After a period of suspense and intense speculation, the Pakistan government has picked Lt General Asim Munir, currently the Quartermaster General, to succeed General Qamar Javed Bajwa as the Chief of Army Staff on his retirement on November 29. He had earlier served as Director General of Military Intelligence and ISI, as well as the Commander of Pakistan army’s XXX Corps at Gujranwala.
Munir is the senior-most officer in the army after Bajwa. However, his appointment has not been without controversy.
To begin with, he was due to retire on November 27 — two days before the post of army chief falls vacant. As per Pakistani media reports, the government decided to retain his services on security considerations under the Army Act until he takes over as chief. Further, he had been shunted from the post of DG ISI within eight months in June 2019 by then PM Imran Khan, reportedly because of some disagreements and replaced by the latter’s favourite, Lt General Faiz Hameed. Imran Khan looked at Munir with suspicion, which was compounded by the reports of Munir’s choice as chief having been made by exiled PML(N) supremo, Nawaz Sharif.
Expecting Munir’s elevation, Imran Khan had stated recently that President Arif Alvi, who belonged to his Pakistan Tehreek-e-Insaf (PTI), would consult the former PM before approving the appointment. The president’s approval is a constitutional requirement. The president can delay it by about 30 days and send it back for reconsideration. He is, however, bound to approve it after the government recommends it again. Government representatives had said that they were prepared to deal with any delay by the president without spelling out how they would do so.

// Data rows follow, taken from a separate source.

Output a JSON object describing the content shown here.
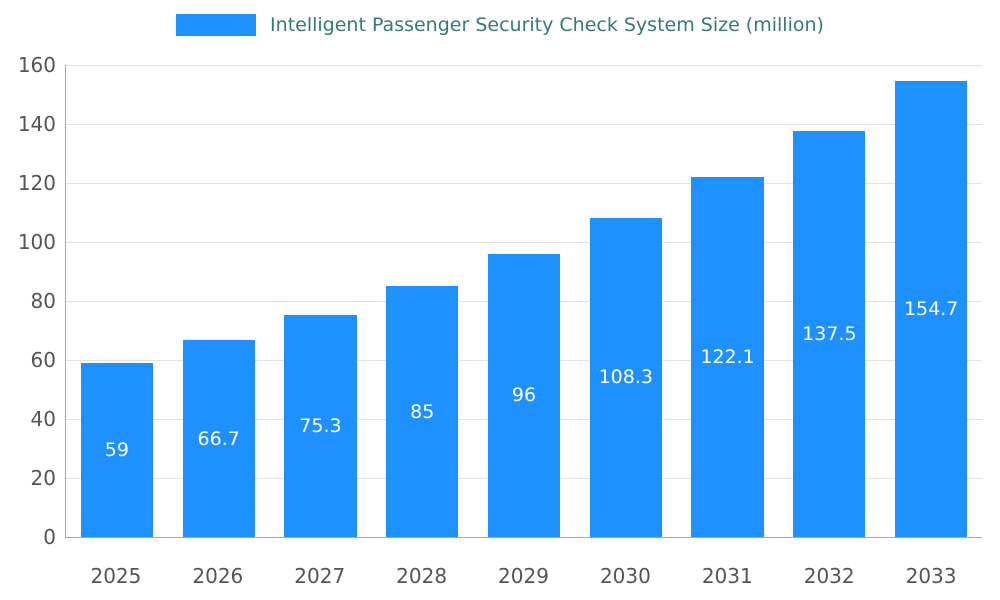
{
  "chart_data": {
    "type": "bar",
    "title": "Intelligent Passenger Security Check System Size (million)",
    "categories": [
      "2025",
      "2026",
      "2027",
      "2028",
      "2029",
      "2030",
      "2031",
      "2032",
      "2033"
    ],
    "values": [
      59,
      66.7,
      75.3,
      85,
      96,
      108.3,
      122.1,
      137.5,
      154.7
    ],
    "value_labels": [
      "59",
      "66.7",
      "75.3",
      "85",
      "96",
      "108.3",
      "122.1",
      "137.5",
      "154.7"
    ],
    "ylabel": "",
    "xlabel": "",
    "ylim": [
      0,
      160
    ],
    "yticks": [
      0,
      20,
      40,
      60,
      80,
      100,
      120,
      140,
      160
    ],
    "grid": true,
    "legend_position": "top",
    "bar_color": "#1E90FF",
    "bar_label_color": "#ffffff",
    "axis_text_color": "#555555",
    "title_color": "#337a7a"
  },
  "legend": {
    "label": "Intelligent Passenger Security Check System Size (million)",
    "swatch_color": "#1E90FF"
  }
}
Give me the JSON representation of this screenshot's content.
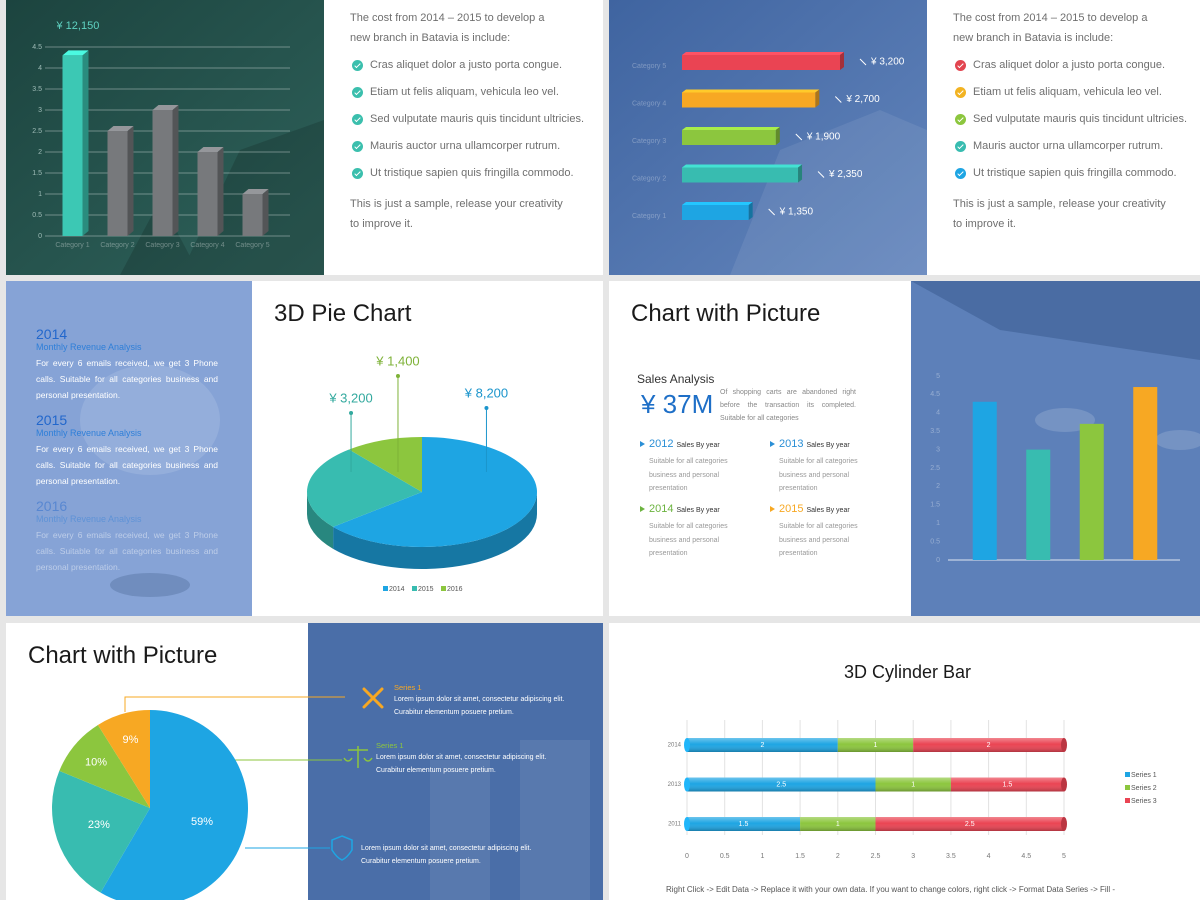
{
  "slides": [
    {
      "chart": {
        "type": "bar3d",
        "categories": [
          "Category 1",
          "Category 2",
          "Category 3",
          "Category 4",
          "Category 5"
        ],
        "values": [
          4.3,
          2.5,
          3,
          2,
          1
        ],
        "colors": [
          "#3cc8b4",
          "#77797c",
          "#77797c",
          "#77797c",
          "#77797c"
        ],
        "ylim": [
          0,
          4.5
        ],
        "yticks": [
          0,
          0.5,
          1,
          1.5,
          2,
          2.5,
          3,
          3.5,
          4,
          4.5
        ],
        "grid": true,
        "annotation": "¥ 12,150"
      },
      "intro": "The cost from 2014 – 2015 to develop a new branch in Batavia is include:",
      "bullets": [
        "Cras aliquet dolor a justo porta congue.",
        "Etiam ut felis aliquam, vehicula leo vel.",
        "Sed vulputate mauris quis tincidunt ultricies.",
        "Mauris auctor urna ullamcorper rutrum.",
        "Ut tristique sapien quis fringilla commodo."
      ],
      "check_colors": [
        "#3bbfad",
        "#3bbfad",
        "#3bbfad",
        "#3bbfad",
        "#3bbfad"
      ],
      "outro": "This is just a sample, release your creativity to improve it."
    },
    {
      "chart": {
        "type": "hbar3d",
        "categories": [
          "Category 5",
          "Category 4",
          "Category 3",
          "Category 2",
          "Category 1"
        ],
        "values": [
          3200,
          2700,
          1900,
          2350,
          1350
        ],
        "value_labels": [
          "¥ 3,200",
          "¥ 2,700",
          "¥ 1,900",
          "¥ 2,350",
          "¥ 1,350"
        ],
        "colors": [
          "#ea4453",
          "#f7a823",
          "#8cc63e",
          "#38bcb0",
          "#1ea5e3"
        ]
      },
      "intro": "The cost from 2014 – 2015 to develop a new branch in Batavia is include:",
      "bullets": [
        "Cras aliquet dolor a justo porta congue.",
        "Etiam ut felis aliquam, vehicula leo vel.",
        "Sed vulputate mauris quis tincidunt ultricies.",
        "Mauris auctor urna ullamcorper rutrum.",
        "Ut tristique sapien quis fringilla commodo."
      ],
      "check_colors": [
        "#e2444f",
        "#f2b322",
        "#8cc63e",
        "#38bcb0",
        "#1ea5e3"
      ],
      "outro": "This is just a sample, release your creativity to improve it."
    },
    {
      "title": "3D Pie Chart",
      "blocks": [
        {
          "year": "2014",
          "subtitle": "Monthly Revenue Analysis",
          "text": "For every 6 emails received, we get 3 Phone calls. Suitable for all categories business and personal presentation."
        },
        {
          "year": "2015",
          "subtitle": "Monthly Revenue Analysis",
          "text": "For every 6 emails received, we get 3 Phone calls. Suitable for all categories business and personal presentation."
        },
        {
          "year": "2016",
          "subtitle": "Monthly Revenue Analysis",
          "text": "For every 6 emails received, we get 3 Phone calls. Suitable for all categories business and personal presentation."
        }
      ],
      "chart": {
        "type": "pie3d",
        "categories": [
          "2014",
          "2015",
          "2016"
        ],
        "values": [
          8200,
          3200,
          1400
        ],
        "value_labels": [
          "¥ 8,200",
          "¥ 3,200",
          "¥ 1,400"
        ],
        "colors": [
          "#1ea5e3",
          "#38bcb0",
          "#8cc63e"
        ],
        "legend": "bottom"
      }
    },
    {
      "title": "Chart with Picture",
      "kpi_label": "Sales Analysis",
      "kpi": "¥ 37M",
      "kpi_text": "Of shopping carts are abandoned right before the transaction its completed. Suitable for all categories",
      "items": [
        {
          "year": "2012",
          "label": "Sales By year",
          "text": "Suitable for all categories business and personal presentation",
          "color": "#2a8fd6"
        },
        {
          "year": "2013",
          "label": "Sales By year",
          "text": "Suitable for all categories business and personal presentation",
          "color": "#2a8fd6"
        },
        {
          "year": "2014",
          "label": "Sales By year",
          "text": "Suitable for all categories business and personal presentation",
          "color": "#6cb33f"
        },
        {
          "year": "2015",
          "label": "Sales By year",
          "text": "Suitable for all categories business and personal presentation",
          "color": "#f7a823"
        }
      ],
      "chart": {
        "type": "bar",
        "categories": [
          null,
          null,
          null,
          null
        ],
        "values": [
          4.3,
          3,
          3.7,
          4.7
        ],
        "colors": [
          "#1ea5e3",
          "#38bcb0",
          "#8cc63e",
          "#f7a823"
        ],
        "ylim": [
          0,
          5
        ],
        "yticks": [
          0,
          0.5,
          1,
          1.5,
          2,
          2.5,
          3,
          3.5,
          4,
          4.5,
          5
        ]
      }
    },
    {
      "title": "Chart with Picture",
      "chart": {
        "type": "pie",
        "values": [
          59,
          23,
          10,
          9
        ],
        "value_labels": [
          "59%",
          "23%",
          "10%",
          "9%"
        ],
        "colors": [
          "#1ea5e3",
          "#38bcb0",
          "#8cc63e",
          "#f7a823"
        ]
      },
      "items": [
        {
          "label": "Series 1",
          "text": "Lorem ipsum dolor sit amet, consectetur adipiscing elit. Curabitur elementum posuere pretium.",
          "color": "#f7a823"
        },
        {
          "label": "Series 1",
          "text": "Lorem ipsum dolor sit amet, consectetur adipiscing elit. Curabitur elementum posuere pretium.",
          "color": "#8cc63e"
        },
        {
          "text": "Lorem ipsum dolor sit amet, consectetur adipiscing elit. Curabitur elementum posuere pretium.",
          "color": "#1ea5e3"
        }
      ]
    },
    {
      "title": "3D Cylinder Bar",
      "chart": {
        "type": "stacked_hbar",
        "categories": [
          "2014",
          "2013",
          "2011"
        ],
        "series": [
          {
            "name": "Series 1",
            "color": "#1ea5e3",
            "values": [
              2,
              2.5,
              1.5
            ]
          },
          {
            "name": "Series 2",
            "color": "#8cc63e",
            "values": [
              1,
              1,
              1
            ]
          },
          {
            "name": "Series 3",
            "color": "#ea4453",
            "values": [
              2,
              1.5,
              2.5
            ]
          }
        ],
        "xlim": [
          0,
          5
        ],
        "xticks": [
          0,
          0.5,
          1,
          1.5,
          2,
          2.5,
          3,
          3.5,
          4,
          4.5,
          5
        ],
        "grid": true,
        "legend": "right"
      },
      "footer": "Right Click -> Edit Data -> Replace it with your own data. If you want to change colors, right click -> Format Data Series -> Fill -"
    }
  ]
}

According to some reports, in such a contingency, Munir could have been appointed the Vice Chief of Army Staff to hold the fort till presidential approval. However, better sense appears to prevail in the presidential and PTI camps. The president gave his approval after a meeting with Imran Khan in Lahore. Imran had also announced he would join the long march of his supporters in Rawalpindi on November 26 and reveal his further course of action. It is possible that the presidential approval was facilitated by some assurances of an even-handed attitude by the incoming army chief to Imran Khan.
The new army chief will face many complex challenges. His foremost task will be to deal with the damage done to the army’s image by Bajwa’s political engineering throughout his six-year tenure. This has been compounded by reports of his immediate family having amassed considerable wealth after he became army chief. In a recent farewell speech, he admitted that the army has faced criticism from time to time because of its involvement in politics, which he described as “unconstitutional”.
Bajwa claimed that in February last year, the army leadership had decided after a lot of deliberation not to interfere in any political issue. He added that the army had initiated its catharsis and hoped that political parties would also review their conduct. Given his record in office, few are impressed by this mea culpa and his assurance of political neutrality or that his successors would be bound by it. The army cannot stay neutral if it has to protect its prime position in the polity and its enormous perks and privileges. However, the new army chief will have to contend with the public anger against the institution now embodied by the increasingly popular Imran Khan. There is also reported sympathy for Imran within the army. A wise course for Munir would be not to seek revenge against Imran Khan, keep the army away from politics and at best play the role of a facilitator for dialogue between opposing political camps. He should let the politicians slug it out and look for an opportune moment to recover the lost ground for the army.
Another major challenge for Munir would be the continued terrorist activities within Pakistan by the Tehreek-i-Taliban Pakistan (TTP) and other terror groups, notably in Balochistan and Khyber-Pakhtunkhwa. There were reports recently of TTP activists resurfacing and consolidating their position in the Swat area, which had seen an army operation in 2009. These were initially denied by the authorities, but finally acknowledged in the face of public protests. There is no easy solution to this problem. The Taliban victory in Afghanistan has not brought the dividends that the Pakistanis might have expected. They have refused to act against TTP elements in Afghanistan, recommending instead a solution through dialogue. The Taliban does not acknowledge the Durand Line and oppose Pakistan’s fencing activity along it.
Munir will also face the difficult task of sustaining and nurturing Pakistan’s renewed transactional activity with the US. Bajwa was able to begin this towards the end of his tenure, resulting in the F-16 sustenance package from the US. At the same time, the new chief will also have to continue to broaden and deepen Pakistan’s all-important relationship with China.
In the course of his career, Asim Munir has served as commander of the Pakistan forces in “Northern Areas” and Corps Commander, Gujranwala — both posts focussed on India. Because of the multiple challenges outlined above and Pakistan’s precarious economic situation, he may in the immediate term espouse Bajwa’s policy, seen over the last two years or so, of tactical restraint towards India. This may mean a continuing respect for the LoC ceasefire and not ramping up terror activity. However, we will have to watch out once his other compulsions ease a bit.
While the appointment of a new army chief to succeed the by now highly-controversial Bajwa has been expected to bring a degree of calm to Pakistan’s deeply divided polity, much will depend upon how Munir conducts himself, particularly in dealing with the highly polarised political situation.